Divisors and polynomials

Probability Level 3

Let $N$ be a positive integer which has exactly $n$ positive divisors, $d_{1}, d_{2}, d_{3}, ..........d_{n}$ . Consider two polynomials

$f(x) = x^{n} + a_{n-1}x^{n-1} + a_{n-2}x^{n-2} + ..............+ a_{2}x^{2} + a_{1}x + a_{0}$

$g(x) = x^{n} + b_{n-1}x^{n-1} + b_{n-2}x^{n-2} + ..............+ b_{2}x^{2} + b_{1}x + b_{0}$

Roots of $f(x)$ are $d_{1}, d_{2}, d_{3}, ..........d_{n}$ and roots of $g(x)$ are $1/d_{1}, 1/d_{2}, 1/d_{3}, ..........1/d_{n}$ .

Find the value of $\sum_{i=0}^{n-1}$ $\frac{a_{i}}{b_{i}}$ .

\frac{N(N^{n} - 1)}{N - 1}

\frac{N^{n-1} - 1}{N - 1}

\frac{N^{n} - 1}{N - 1}

\frac{N(N^{n-1} - 1)}{N - 1}

\frac{N^{n+1} - 1}{N - 1}

1 solution

Sahil Bansal
Jul 6, 2018

Let $d_{1}<d_{2}<d_{3}< ..........<d_{n}$

We can easily see that $d_{1} = \frac{N}{d_{n}}$ , $d_{2} = \frac{N}{d_{n-1}}$ .........concluding that $d_{k} = \frac{N}{d_{n+1-k}}$

From this, we can write the roots of $g(x)$ as $d_{1}/N, d_{2}/N, d_{3}/N..........d_{n}/N$ .
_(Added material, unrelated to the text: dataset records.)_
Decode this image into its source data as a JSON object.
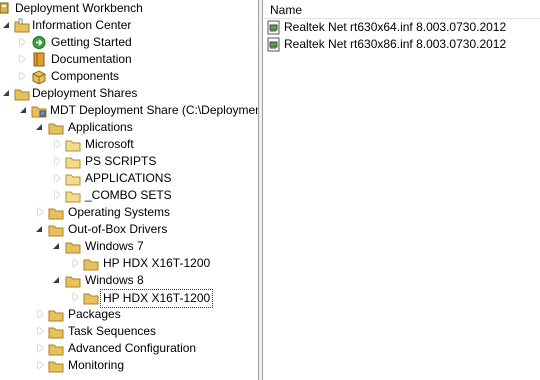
{
  "tree": {
    "workbench": "Deployment Workbench",
    "information_center": "Information Center",
    "getting_started": "Getting Started",
    "documentation": "Documentation",
    "components": "Components",
    "deployment_shares": "Deployment Shares",
    "mdt_share": "MDT Deployment Share (C:\\DeploymentS",
    "applications": "Applications",
    "microsoft": "Microsoft",
    "ps_scripts": "PS SCRIPTS",
    "applications_sub": "APPLICATIONS",
    "combo_sets": "_COMBO SETS",
    "operating_systems": "Operating Systems",
    "out_of_box_drivers": "Out-of-Box Drivers",
    "windows7": "Windows 7",
    "hp_hdx_w7": "HP HDX X16T-1200",
    "windows8": "Windows 8",
    "hp_hdx_w8": "HP HDX X16T-1200",
    "packages": "Packages",
    "task_sequences": "Task Sequences",
    "advanced_configuration": "Advanced Configuration",
    "monitoring": "Monitoring"
  },
  "list": {
    "column_name": "Name",
    "items": [
      "Realtek Net rt630x64.inf 8.003.0730.2012",
      "Realtek Net rt630x86.inf 8.003.0730.2012"
    ]
  }
}
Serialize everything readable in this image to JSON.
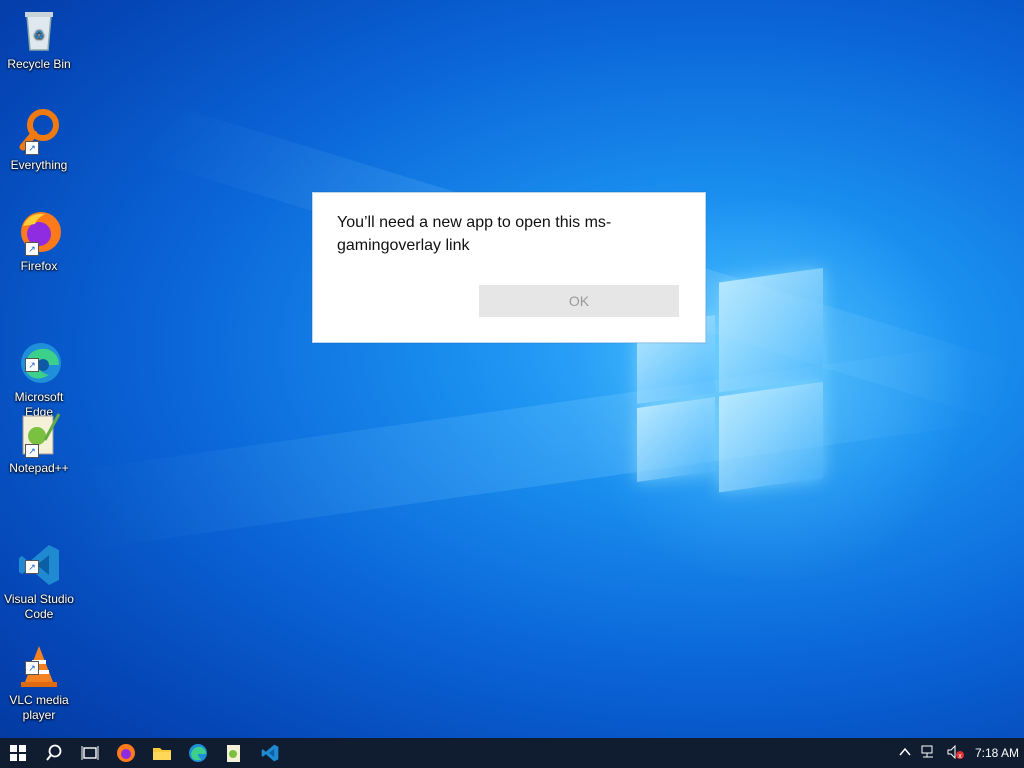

Hence from this we derive that $f(Nx)$ has the roots same as g(x).

Hence $g(x) = \frac{f(Nx)}{N^{n}}$ [make the coefficients of $x^{n}$ as $1$ ]

From this we get $b_{i} = \frac{a_{i}}{N^{n-i}}$

Hence required sum is $\sum_{i=0}^{n-1} N^{n-i}$ = $\frac{N(N^{n} - 1)}{N - 1}$